Quelques semaines après sa fausse rupture, Vanessa avait conclu, après un minutieux examen de conscience, qu’elle serait désormais seule et s’était interdit de faire de cette solitude un esseulement. Elle ne serait pas zombi. Elle avait pactisé avec elle-même pour ne plus déposer entre les mains de qui que ce soit le pouvoir de la rendre vivante. Certains jours, il lui arrivait d’être fière d’elle. Tous les soirs, l’absence d’Honoré lui donnait l’impression d’échouer lamentablement. « Rien n’est tout noir ou tout blanc », lui avait-il souvent répété. Elle se rassurait alors comme ça, en se disant qu’elle faisait bonne route, qu’elle avait néanmoins le droit de ressentir du manque, que feindre ne pas souffrir de son absence la rendrait plus aigrie que positive. Ainsi, s’efforçait-elle à un travail de longue haleine.

Assise maintenant à son poste de travail, l’écran de son portable lui dit « 10 : 22 » et la petite photographie « Surtout ma fille, n’écris pas comme tu marcherais sous la pluie, tu sais, sans parapluie ».
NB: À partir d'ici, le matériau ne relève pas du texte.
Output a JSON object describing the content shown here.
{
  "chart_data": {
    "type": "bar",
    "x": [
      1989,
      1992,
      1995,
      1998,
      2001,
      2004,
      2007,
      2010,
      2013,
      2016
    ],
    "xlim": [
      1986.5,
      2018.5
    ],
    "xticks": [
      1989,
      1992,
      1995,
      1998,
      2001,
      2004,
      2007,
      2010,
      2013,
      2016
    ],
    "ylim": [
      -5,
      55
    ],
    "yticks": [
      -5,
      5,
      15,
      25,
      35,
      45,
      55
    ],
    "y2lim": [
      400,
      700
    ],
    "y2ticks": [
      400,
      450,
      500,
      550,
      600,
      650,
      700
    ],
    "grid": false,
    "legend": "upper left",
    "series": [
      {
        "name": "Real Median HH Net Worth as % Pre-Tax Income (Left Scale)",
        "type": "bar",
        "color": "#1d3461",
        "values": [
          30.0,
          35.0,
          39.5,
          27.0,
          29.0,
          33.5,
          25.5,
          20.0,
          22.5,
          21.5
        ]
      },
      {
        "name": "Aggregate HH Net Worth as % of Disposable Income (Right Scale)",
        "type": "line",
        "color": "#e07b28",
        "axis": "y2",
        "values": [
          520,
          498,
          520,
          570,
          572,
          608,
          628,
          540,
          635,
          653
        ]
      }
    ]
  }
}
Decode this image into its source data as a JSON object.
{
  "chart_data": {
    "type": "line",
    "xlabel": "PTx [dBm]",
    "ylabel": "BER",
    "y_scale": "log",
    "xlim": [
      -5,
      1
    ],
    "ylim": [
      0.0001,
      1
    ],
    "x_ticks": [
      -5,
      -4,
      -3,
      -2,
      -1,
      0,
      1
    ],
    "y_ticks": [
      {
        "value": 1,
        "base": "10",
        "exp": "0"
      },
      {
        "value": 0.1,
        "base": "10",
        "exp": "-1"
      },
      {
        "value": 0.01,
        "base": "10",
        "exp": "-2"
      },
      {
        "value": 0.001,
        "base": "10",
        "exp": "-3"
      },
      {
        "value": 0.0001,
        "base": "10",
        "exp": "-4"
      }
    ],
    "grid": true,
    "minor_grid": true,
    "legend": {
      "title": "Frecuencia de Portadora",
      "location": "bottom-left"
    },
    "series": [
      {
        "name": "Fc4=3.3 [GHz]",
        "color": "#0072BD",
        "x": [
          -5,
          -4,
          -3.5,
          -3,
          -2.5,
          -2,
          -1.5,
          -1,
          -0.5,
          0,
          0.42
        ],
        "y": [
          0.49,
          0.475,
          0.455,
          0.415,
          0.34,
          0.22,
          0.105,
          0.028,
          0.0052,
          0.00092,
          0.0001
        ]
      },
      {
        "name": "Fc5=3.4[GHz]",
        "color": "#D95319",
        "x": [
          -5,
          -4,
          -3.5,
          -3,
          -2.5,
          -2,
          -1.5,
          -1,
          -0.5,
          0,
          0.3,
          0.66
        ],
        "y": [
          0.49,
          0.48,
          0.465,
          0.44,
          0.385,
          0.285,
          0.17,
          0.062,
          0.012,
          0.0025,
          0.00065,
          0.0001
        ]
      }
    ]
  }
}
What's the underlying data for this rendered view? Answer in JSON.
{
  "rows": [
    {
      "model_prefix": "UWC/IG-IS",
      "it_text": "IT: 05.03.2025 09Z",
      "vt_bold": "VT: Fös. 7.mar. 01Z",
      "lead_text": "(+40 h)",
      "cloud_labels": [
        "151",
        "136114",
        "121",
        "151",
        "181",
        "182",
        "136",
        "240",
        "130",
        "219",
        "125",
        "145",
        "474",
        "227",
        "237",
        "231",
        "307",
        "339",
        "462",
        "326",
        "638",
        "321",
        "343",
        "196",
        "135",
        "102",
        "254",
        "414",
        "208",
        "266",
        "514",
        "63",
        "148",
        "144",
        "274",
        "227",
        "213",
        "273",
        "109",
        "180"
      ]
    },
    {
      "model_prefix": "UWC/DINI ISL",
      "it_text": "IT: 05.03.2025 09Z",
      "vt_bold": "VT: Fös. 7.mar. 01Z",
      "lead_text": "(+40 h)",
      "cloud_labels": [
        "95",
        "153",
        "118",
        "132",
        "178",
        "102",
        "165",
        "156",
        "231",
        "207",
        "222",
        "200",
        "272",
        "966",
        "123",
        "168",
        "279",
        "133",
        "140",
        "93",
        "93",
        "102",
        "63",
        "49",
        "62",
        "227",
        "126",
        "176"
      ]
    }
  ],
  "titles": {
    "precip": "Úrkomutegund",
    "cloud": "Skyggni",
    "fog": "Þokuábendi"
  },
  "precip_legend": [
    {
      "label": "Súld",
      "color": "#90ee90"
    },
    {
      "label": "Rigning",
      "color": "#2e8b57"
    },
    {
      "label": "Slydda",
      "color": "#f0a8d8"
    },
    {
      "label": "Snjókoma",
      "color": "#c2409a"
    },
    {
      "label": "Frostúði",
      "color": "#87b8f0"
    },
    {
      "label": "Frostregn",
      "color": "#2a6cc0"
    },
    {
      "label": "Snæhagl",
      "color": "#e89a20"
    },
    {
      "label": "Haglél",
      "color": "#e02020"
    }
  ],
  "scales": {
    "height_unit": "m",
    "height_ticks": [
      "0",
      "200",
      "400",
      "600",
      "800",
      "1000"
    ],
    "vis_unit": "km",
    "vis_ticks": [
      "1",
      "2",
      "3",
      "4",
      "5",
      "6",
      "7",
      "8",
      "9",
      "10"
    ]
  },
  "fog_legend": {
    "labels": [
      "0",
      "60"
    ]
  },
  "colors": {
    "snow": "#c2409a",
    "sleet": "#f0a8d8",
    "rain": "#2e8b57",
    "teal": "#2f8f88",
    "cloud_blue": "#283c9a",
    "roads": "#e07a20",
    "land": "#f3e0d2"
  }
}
Ses pensées s’arrêtent sur ses potes cachés derrière Tender, sur ceux bercés et/ou tordus et/ou cadenassés en couple, sur ceux rêvant de l’être, sur ces filles toujours à l’affût du regard les faisant exister, sur ces types souvent persuadés d’avoir un truc à prouver, « Ah tiens, on peut aussi inverser les sujets… ». La Saint-Valentin… Fête dévoyée, amoureux fourvoyés agissant telles des marionnettes au profit d’achats, de tables de restaurants, au lieu d’en sourire et de surprendre. Fatalement, ses pensées s’agrippent à Honoré, au seau d’eau bien glacée qu’elle lui lancerait volontiers en plein visage, aux nuits si tendres dont le rêve était de l’envelopper.

Pas de poème, pas de chiffre, pas d’historique, elle penche pour une lettre. Pas un courrier du cœur, ce cœur qu’on aime à imaginer naïf réceptacle, irréfléchi, mielleux, fragile, juste bon à pleurnicher. Si, finalement si, un courrier du cœur, mais d’un cœur attentif, lucide et affranchi.